PUNIR : LE POURQUOI DU COMMENT

Interview de Dan Kaminski, licencié en droit, docteur en criminologie et professeur ordinaire à l’école de criminologie de l’UCLouvain. Spécialiste du fonctionnement du système pénal, il a participé à l’élaboration du programme de l’Université d’été d’Amnesty – nous l’en remercions d’ailleurs vivement –, et il apportera aux participant·e·s toute l’étendue et l’acuité de son regard sur la façon dont notre société punit le crime. En amont de cette rencontre, nous l’avons contacté pour un entretien « amuse-gueule ».

Au fond, pourquoi punit-on ?

La question devrait-être : pourquoi délivrons-nous intentionnellement de la douleur ? Je pense que nous sommes convaincu·e·s que nous devons le faire. Il y a quatre grandes réponses philosophiques à cette question.

Premièrement, la réponse rétributiviste : il faut faire payer le prix du dommage commis par le·la délinquant·e à la société.

La deuxième justification, c’est la dissuasion. Le tarif de la peine est conçu de telle manière qu’il doit être considéré comme prohibitif. Il s’agit de faire renoncer des acteur·rice·s rationnel·le·s à leur projet de commettre un acte délinquant.

La troisième, c’est dissuader l’ensemble de la population d’agir de la même manière que celui·celle qui aurait osé transgresser.

Enfin, l’amendement et la resocialisation. Il s’agit d’effectuer un travail de changement personnel qui vise la réintégration harmonieuse de l’individu dans la société.

Comment punit-on ?

La réponse à cette question dépend de la réponse à la première. Les justifications sont différentes, mais n’ont aucun effet réel sur la nature des peines ni sur leur quantum.

Ce sont les cycles économiques qui sont le plus significativement associés aux variations sur l’ampleur des peines. En temps de bonne situation économique, on punit moins, on enferme moins et moins longtemps.

Il y a l’idée que le crime est lui-même associé au statut socialement défavorisé de leurs auteur·rice·s, mais ce n’est pas toujours vrai. C’est uniquement le crime pris en charge par le système pénal qui est associé au statut socialement défavorisé. Il y a toute une nébuleuse criminelle qui est probablement le fait de personnes disposant d’un statut plus favorisé et qui n’est pas prise en charge ou qui l’est de façon sobre, discrète, avec des méthodes moins stigmatisantes, etc.

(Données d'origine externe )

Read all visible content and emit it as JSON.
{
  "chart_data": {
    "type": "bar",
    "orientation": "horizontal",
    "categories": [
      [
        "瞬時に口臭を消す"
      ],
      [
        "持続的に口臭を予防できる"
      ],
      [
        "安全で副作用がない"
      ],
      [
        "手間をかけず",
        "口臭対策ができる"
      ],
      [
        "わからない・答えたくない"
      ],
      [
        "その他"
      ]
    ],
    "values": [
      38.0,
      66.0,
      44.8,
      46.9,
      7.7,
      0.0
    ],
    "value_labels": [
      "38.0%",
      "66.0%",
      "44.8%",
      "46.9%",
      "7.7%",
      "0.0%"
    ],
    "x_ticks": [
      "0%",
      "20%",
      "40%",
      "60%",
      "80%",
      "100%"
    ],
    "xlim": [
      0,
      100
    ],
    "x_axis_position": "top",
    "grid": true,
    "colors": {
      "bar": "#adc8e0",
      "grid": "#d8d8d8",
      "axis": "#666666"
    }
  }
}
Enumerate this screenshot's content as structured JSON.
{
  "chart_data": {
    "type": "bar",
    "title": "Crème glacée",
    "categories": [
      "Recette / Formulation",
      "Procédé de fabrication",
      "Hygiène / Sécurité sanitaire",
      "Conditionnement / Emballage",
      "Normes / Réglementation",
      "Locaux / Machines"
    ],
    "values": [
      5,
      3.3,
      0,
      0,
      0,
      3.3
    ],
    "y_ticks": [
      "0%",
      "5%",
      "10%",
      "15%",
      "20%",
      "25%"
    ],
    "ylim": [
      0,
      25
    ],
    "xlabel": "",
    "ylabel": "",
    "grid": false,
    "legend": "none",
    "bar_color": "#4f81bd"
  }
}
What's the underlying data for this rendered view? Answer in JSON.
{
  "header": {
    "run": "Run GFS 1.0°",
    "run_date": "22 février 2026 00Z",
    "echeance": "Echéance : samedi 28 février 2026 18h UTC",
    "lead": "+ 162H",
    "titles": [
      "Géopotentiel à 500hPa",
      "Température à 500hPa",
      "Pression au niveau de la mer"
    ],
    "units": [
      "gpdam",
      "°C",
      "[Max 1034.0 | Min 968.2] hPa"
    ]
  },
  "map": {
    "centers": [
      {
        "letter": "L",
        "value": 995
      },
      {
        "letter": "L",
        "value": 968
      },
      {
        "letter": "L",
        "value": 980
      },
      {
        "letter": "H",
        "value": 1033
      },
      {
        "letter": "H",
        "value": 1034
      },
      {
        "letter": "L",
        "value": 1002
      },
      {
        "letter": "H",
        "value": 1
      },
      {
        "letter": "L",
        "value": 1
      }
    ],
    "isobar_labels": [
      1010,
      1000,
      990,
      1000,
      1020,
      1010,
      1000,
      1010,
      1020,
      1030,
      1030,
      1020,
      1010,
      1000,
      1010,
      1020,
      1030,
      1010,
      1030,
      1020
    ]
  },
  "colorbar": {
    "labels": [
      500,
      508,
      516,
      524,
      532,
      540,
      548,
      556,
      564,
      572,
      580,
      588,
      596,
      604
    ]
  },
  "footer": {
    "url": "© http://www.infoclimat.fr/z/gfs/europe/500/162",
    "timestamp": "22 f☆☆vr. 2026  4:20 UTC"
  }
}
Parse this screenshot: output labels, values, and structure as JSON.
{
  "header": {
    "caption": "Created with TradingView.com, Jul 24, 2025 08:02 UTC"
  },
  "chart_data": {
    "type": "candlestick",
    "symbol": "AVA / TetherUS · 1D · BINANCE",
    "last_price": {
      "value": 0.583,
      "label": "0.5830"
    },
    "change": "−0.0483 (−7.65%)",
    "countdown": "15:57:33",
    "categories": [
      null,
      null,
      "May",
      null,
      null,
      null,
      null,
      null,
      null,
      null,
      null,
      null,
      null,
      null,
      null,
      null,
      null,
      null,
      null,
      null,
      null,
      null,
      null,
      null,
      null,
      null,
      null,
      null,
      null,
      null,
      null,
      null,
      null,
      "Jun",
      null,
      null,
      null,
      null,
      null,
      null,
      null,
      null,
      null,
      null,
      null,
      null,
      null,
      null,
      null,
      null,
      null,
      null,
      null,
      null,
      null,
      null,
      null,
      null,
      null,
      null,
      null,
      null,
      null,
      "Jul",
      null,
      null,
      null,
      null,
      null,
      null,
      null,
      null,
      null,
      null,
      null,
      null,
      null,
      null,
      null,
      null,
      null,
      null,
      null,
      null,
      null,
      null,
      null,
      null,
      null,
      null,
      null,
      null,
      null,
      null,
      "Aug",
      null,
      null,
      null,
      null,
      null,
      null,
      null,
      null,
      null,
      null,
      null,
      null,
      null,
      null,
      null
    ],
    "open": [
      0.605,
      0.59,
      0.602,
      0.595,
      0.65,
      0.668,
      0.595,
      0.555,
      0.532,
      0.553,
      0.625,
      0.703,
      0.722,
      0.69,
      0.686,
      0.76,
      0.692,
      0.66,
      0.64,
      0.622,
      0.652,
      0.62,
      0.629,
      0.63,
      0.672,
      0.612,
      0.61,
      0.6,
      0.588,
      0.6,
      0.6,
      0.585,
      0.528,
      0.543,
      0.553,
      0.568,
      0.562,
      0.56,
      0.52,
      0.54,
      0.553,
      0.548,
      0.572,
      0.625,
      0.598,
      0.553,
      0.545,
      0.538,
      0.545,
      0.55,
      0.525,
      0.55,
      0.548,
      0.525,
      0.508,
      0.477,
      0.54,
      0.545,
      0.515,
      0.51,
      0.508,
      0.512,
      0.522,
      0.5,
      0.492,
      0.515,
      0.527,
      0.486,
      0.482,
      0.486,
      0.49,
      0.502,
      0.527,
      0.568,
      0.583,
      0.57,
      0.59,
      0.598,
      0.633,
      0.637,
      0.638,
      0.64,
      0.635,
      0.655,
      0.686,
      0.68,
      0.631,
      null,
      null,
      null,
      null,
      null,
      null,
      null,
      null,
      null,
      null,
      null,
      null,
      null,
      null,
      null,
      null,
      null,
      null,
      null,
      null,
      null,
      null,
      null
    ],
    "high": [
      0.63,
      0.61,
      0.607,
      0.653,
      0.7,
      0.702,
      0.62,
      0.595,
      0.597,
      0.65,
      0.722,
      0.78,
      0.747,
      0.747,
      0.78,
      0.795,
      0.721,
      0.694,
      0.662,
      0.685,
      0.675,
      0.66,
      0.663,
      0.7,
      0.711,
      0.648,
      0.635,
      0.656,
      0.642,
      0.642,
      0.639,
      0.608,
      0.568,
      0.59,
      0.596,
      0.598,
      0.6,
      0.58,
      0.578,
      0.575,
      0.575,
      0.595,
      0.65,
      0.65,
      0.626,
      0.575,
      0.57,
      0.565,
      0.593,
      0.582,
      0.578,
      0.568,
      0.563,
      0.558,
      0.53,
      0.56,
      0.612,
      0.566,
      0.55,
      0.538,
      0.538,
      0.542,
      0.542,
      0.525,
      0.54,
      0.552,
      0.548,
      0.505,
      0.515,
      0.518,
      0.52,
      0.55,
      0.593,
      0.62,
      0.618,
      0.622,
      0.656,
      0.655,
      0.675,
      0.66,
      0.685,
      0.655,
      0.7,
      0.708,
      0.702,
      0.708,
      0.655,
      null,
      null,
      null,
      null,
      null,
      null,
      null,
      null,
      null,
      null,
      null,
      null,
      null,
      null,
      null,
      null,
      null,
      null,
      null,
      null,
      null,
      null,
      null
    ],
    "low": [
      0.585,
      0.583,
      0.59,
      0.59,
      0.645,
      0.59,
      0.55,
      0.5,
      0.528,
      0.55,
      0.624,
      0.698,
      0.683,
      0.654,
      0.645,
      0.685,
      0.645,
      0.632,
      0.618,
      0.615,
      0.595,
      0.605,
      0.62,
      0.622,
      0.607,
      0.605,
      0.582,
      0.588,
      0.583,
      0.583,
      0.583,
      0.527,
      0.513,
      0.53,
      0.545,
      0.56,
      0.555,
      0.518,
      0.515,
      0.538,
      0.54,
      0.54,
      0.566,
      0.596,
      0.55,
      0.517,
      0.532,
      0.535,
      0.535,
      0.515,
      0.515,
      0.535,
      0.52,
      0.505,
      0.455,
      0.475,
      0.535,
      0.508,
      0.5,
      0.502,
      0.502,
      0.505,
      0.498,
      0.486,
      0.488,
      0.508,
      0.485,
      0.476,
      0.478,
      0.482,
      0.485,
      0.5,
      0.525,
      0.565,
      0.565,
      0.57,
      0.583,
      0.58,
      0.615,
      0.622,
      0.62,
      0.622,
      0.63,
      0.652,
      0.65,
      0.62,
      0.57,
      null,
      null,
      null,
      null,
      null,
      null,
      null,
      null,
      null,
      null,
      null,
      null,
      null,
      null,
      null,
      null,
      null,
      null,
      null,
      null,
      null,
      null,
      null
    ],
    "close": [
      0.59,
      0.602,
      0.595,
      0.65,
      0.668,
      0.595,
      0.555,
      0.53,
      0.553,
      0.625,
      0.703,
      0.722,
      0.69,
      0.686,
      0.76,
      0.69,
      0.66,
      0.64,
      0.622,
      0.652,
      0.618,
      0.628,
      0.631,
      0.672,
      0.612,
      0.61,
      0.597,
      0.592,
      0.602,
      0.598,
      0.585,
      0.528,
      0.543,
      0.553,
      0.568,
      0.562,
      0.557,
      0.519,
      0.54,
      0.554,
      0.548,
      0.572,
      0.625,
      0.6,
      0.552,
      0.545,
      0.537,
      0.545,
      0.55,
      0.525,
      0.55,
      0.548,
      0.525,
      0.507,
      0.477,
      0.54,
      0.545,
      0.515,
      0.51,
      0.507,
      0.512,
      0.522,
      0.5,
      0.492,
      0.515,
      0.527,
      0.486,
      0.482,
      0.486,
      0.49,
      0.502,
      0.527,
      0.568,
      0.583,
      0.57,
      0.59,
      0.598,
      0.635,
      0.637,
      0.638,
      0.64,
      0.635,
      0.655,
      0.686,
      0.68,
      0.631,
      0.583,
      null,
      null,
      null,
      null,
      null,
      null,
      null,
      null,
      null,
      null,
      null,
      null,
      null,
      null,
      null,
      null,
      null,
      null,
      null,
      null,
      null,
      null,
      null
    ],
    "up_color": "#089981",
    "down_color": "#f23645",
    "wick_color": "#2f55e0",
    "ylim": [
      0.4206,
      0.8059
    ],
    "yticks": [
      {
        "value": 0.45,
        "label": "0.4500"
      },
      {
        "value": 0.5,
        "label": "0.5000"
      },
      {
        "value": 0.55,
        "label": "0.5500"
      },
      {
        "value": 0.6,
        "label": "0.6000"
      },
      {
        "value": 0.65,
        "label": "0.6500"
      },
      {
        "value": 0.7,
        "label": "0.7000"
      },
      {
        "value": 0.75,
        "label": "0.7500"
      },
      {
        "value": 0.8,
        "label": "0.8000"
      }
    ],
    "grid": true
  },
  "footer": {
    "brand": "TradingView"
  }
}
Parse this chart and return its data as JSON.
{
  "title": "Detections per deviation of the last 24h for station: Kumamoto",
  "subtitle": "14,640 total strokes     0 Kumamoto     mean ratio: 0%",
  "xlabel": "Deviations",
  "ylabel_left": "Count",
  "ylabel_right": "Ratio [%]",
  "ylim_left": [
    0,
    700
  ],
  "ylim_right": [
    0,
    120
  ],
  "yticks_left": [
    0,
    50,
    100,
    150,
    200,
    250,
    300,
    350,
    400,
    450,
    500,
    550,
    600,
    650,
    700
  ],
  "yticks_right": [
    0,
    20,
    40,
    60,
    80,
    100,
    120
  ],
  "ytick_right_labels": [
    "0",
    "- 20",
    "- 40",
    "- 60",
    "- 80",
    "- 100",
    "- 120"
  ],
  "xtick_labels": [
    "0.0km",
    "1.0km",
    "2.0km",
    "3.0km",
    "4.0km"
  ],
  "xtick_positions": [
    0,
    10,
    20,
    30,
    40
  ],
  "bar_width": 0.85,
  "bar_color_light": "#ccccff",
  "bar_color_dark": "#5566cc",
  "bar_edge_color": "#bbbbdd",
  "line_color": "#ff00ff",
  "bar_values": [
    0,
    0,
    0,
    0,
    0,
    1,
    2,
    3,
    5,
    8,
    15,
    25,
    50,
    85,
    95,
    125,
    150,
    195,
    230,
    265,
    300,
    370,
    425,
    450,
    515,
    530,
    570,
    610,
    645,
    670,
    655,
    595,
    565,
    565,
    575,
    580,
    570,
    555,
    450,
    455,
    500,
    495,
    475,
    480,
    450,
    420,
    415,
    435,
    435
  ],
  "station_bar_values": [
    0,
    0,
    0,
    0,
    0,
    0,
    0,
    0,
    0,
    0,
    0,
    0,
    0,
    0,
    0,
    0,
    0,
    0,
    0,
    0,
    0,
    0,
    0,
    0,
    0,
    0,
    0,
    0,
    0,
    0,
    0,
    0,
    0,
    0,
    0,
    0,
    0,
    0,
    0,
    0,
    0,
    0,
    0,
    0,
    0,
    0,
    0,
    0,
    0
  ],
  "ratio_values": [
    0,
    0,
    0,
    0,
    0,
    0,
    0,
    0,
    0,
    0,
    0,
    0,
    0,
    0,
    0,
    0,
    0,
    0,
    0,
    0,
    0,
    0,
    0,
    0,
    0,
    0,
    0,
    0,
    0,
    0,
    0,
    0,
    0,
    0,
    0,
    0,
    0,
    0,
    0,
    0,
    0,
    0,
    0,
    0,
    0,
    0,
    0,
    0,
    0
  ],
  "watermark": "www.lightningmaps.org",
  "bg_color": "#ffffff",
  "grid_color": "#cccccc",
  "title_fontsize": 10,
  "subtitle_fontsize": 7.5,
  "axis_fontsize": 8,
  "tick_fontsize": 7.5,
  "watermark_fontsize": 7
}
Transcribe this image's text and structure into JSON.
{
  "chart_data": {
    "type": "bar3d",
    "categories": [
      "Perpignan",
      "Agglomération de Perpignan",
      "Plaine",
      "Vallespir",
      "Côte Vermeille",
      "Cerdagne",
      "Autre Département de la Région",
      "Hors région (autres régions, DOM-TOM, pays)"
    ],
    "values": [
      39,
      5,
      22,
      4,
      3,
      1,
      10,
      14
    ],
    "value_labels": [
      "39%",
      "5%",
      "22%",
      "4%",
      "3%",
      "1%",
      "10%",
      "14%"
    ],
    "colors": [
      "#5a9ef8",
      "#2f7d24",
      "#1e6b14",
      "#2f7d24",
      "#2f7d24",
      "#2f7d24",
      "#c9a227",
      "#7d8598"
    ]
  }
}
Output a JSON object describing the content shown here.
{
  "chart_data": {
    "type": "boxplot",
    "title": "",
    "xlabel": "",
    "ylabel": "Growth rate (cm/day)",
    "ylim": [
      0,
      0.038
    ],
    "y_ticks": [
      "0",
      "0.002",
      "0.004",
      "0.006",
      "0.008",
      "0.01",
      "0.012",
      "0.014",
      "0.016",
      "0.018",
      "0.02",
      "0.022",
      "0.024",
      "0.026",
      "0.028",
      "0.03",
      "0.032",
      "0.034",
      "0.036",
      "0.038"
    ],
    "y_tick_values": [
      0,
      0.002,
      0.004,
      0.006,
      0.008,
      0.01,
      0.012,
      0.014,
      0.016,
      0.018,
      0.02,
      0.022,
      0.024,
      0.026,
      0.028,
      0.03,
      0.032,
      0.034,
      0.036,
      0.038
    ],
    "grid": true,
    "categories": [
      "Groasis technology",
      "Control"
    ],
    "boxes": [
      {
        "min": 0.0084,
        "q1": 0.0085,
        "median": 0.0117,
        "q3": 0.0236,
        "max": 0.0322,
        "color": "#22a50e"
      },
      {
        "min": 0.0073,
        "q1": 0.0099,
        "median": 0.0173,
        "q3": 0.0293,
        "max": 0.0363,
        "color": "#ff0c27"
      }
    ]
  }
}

En période de régression économique, parallèlement à une augmentation du chômage, on observe un accroissement de l’intolérance à l’égard de la population plus massivement vécue comme potentiellement dangereuse. Ceux·celles qui sont le plus éprouvé·e·s par les variations sont ceux·celles qui sont le plus visé·e·s par des politiques pénales…

Pourquoi la privation de liberté est-elle la punition centrale de notre système pénal ?

À mon sens, il y a trois éléments de réponse. Premièrement, il y a la fonction anthropémique, qui consiste à exclure nos ennemi·e·s ; à les emprisonner, donc. On remarquera d’ailleurs que, depuis la fin du XXe siècle, les prisons sont construites à la périphérie des villes. Au XIXe siècle, les prisons étaient situées en centre-ville.

La deuxième raison est liée au fait que la prison est la méthode qui assure le mieux ce qu’on peut appeler la sécurité extérieure vis-à-vis des « gens dangereux ». Le sentiment de sécurité est assuré par l’existence même des prisons et par l’enfermement de ceux·celles qui s’y trouvent. Même si je dis ça avec beaucoup de réticences, compte tenu de ma propre représentation des prisons.

La troisième explication est historique. Les révolutions, comme la Révolution française, ont instauré un droit pénal nouveau, démocratique, qui punissait tout le monde de la même manière. C’est un peu effrayant de le dire comme ça, mais, comme peine, elle a été inventée avec la démocratie. On s’est demandé ce qu’on pourrait faire perdre de manière égale à des gens et la réponse est apparue comme simple : du temps.